La partita si gioca su due tavoli: costo del lavoro e logistica/produttività. Il Nord Africa non è più la terra del lavoro desindacalizzato. In primavera si è fermato lo scalo egiziano di Port Said. La Maersk (che ha abbandonato Gioia Tauro) ha concesso aumenti di stipendio. In estate è arrivato il primo sciopero a Tangeri. I lavoratori della Union Marocaine du Travail hanno incrociato le braccia per chiedere lo stesso trattamento. Solo dopo diversi mesi di sciopero, e di fronte al rischio del dirottamento permanente delle attività nel vicino porto spagnolo di Algeciras, la società ha ceduto. La forbice dei salari è destinata ad accorciarsi, ma complessivamente le condizioni rimarranno vantaggiose.
Maroc Techniques Management spiega che il salario minimo garantito in Marocco è di 10,64 dirham all’ora, poco più di un euro. La paga media nei porti è di 400 euro (in Italia 1400). Secondo l’Eurispes, il costo medio all’ora del lavoro di un operaio rilevato presso i nostri terminal di transhipment è pari a 22,1 euro. Contro 3,1 euro del Marocco e 1,9 euro dell’Egitto. Un articolo dell’Economist pubblicato prima della “primavera araba” sottolineava, tra i fattori per fare business in Nord Africa, il dato della disoccupazione: 12% secondo le statistiche dei governi, 30% nella realtà. Ma anche in Calabria non siamo lontani da questi numeri.
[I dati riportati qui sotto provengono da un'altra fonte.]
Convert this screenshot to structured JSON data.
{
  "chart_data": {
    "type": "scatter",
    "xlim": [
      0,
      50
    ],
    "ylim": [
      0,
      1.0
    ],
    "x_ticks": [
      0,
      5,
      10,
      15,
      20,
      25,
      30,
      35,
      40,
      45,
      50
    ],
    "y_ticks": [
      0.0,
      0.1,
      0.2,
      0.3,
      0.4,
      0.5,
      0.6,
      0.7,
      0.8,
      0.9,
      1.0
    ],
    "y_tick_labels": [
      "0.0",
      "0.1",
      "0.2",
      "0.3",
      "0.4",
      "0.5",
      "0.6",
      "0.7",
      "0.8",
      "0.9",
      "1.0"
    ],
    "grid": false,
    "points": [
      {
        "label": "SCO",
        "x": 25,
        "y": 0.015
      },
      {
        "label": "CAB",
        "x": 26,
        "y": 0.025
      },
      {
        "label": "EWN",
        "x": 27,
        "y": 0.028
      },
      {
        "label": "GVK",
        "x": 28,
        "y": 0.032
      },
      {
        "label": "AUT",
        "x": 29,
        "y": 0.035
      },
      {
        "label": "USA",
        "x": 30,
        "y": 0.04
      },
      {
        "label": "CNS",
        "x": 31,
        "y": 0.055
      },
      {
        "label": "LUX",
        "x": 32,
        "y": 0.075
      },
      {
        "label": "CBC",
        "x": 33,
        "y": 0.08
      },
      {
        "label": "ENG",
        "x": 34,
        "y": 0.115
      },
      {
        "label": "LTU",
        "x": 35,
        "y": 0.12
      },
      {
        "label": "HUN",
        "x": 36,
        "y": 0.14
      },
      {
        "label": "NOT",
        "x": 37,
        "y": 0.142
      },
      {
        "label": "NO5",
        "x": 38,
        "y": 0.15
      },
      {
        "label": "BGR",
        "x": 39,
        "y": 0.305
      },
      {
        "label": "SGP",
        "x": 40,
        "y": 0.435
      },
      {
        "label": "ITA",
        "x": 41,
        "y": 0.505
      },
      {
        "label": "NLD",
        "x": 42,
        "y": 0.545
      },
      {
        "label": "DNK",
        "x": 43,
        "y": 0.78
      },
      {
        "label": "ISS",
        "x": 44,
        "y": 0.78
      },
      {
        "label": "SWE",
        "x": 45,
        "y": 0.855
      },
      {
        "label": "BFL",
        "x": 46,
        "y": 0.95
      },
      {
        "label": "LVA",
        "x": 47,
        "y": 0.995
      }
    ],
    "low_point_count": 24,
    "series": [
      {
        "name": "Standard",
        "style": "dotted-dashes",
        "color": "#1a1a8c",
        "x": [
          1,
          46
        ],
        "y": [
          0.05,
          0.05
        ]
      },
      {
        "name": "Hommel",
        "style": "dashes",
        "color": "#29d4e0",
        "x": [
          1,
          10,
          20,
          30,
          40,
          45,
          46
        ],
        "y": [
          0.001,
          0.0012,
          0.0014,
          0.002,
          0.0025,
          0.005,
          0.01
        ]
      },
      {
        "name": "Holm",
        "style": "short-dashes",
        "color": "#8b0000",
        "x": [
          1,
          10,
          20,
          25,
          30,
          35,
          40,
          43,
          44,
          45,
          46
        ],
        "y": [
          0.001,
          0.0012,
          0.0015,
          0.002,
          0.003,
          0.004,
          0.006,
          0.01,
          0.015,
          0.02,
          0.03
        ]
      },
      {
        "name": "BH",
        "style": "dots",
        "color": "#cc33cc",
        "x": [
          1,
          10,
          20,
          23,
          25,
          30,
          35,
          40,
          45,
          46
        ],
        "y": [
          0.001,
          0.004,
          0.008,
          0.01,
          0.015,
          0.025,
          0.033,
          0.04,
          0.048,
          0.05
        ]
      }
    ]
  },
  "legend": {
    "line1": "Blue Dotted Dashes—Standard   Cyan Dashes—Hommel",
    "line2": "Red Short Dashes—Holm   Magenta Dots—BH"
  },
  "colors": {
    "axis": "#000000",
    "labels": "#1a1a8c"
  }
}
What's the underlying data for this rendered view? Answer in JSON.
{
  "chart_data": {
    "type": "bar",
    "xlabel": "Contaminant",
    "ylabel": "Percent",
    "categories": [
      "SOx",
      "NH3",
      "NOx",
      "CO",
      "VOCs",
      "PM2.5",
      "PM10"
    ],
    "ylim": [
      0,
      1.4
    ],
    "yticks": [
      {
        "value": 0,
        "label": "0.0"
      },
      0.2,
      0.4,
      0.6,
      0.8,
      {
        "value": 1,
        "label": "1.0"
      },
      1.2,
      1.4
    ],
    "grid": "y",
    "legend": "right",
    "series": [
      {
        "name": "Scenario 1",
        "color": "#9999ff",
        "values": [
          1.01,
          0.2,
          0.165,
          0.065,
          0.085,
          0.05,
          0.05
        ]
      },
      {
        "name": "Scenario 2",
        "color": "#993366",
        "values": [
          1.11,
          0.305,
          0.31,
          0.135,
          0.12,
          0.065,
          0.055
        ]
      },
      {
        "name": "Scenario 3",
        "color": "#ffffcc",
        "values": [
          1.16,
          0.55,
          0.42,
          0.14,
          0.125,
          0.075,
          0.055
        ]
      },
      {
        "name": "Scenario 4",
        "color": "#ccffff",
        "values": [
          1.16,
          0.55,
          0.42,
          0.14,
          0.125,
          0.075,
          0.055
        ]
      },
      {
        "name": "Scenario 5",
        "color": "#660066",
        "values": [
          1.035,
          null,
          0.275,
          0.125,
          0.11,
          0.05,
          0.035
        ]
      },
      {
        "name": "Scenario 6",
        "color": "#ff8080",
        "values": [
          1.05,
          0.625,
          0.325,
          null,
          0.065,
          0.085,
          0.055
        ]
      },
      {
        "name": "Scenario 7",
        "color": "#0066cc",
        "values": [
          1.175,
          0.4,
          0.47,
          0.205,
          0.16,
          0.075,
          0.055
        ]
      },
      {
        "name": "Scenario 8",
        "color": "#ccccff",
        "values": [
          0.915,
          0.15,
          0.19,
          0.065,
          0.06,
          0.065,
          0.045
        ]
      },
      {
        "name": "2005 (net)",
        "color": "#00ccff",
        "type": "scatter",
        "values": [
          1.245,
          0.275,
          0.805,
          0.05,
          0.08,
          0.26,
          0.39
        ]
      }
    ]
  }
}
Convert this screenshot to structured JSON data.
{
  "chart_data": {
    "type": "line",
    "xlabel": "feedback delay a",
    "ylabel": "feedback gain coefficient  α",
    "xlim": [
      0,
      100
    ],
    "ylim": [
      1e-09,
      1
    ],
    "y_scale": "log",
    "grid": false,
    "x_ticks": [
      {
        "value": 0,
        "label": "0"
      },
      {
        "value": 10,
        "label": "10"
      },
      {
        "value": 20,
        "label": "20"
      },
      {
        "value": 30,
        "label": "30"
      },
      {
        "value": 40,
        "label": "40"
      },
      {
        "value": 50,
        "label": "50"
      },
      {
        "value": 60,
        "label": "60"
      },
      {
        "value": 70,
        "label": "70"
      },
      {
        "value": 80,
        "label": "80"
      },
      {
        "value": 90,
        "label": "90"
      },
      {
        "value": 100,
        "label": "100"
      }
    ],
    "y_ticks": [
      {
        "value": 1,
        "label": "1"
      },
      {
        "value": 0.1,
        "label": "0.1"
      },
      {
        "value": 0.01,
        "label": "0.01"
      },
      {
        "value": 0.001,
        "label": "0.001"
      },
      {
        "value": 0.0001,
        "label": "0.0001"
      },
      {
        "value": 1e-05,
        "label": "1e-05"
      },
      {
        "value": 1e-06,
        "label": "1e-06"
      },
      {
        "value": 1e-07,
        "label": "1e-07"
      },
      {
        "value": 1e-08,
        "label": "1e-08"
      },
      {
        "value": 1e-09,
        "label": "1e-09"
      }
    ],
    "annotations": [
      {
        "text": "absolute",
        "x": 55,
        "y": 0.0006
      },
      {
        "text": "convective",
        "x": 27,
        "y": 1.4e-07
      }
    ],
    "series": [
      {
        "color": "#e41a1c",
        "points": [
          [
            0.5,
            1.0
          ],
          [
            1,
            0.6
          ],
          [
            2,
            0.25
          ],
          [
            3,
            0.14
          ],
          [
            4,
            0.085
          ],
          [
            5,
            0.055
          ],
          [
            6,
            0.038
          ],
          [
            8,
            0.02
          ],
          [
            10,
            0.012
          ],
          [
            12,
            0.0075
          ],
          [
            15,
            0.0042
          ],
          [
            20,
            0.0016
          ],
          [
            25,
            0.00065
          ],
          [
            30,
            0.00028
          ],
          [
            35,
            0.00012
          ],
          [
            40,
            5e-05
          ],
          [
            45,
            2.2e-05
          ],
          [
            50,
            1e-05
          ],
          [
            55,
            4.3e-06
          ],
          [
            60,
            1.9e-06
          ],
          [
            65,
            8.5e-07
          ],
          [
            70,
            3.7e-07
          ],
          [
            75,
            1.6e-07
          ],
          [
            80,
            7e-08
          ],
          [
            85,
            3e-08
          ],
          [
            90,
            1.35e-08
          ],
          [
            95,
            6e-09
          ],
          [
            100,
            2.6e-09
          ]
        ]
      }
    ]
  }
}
Maroc Techiniques elenca altri vantaggi: procedure semplificate per gli investitori stranieri (senza contare che lingue parlate quasi correntemente sono quattro – arabo, francese, spagnolo, inglese) e poi l’esenzione dalle tasse e operazioni doganali semplificate.
Il controllo del “mercato” rimane un affare che riguarda pochi soggetti. «Quelle che comandano sono le grandi società di shipping. I cinesi, gli olandesi e i napoletani della Msc», spiega Palidda. «Nascono come una grande compagnia di container e poi hanno aggiunto le crociere». MSC è rimasto l’unico vero cliente di Gioia Tauro. Ma lo spostamento verso sud sembra inevitabile: «Il numero uno del porto di Marsiglia è un operatore libanese», racconta ancora Palidda. «Ha detto di essere molto legato alla Francia. Dichiarazioni di circostanza, perché di fatto anche lui sta andando a Tangeri. Marsiglia è morta e non ha più speranza di riprendersi, diventerà un porto di provincia. Nella strategia europea, si privilegia il corridoio adriatico che porta alla Germania. Trieste-Monfalcone sarebbe il nuovo punto di riferimento. A Genova, all’inizio degli anni ’80, c’erano 7000 camalli. Oggi sono 500 anche se si movimenta molto di più. Invece Tangeri trenta anni fa era una città poverissima di 60mila abitanti. Oggi sono un milione. E i numeri del porto sono triplicati in cinque anni. Lo stesso avviene in Egitto e Tunisia. I capitali vengono dagli Emirati. L’armatore Messina – genovese – si sta spostando lì. Anche in piena “rivoluzione dei gelsomini” hanno continuato a lavorare ai cantieri del nuovo porto».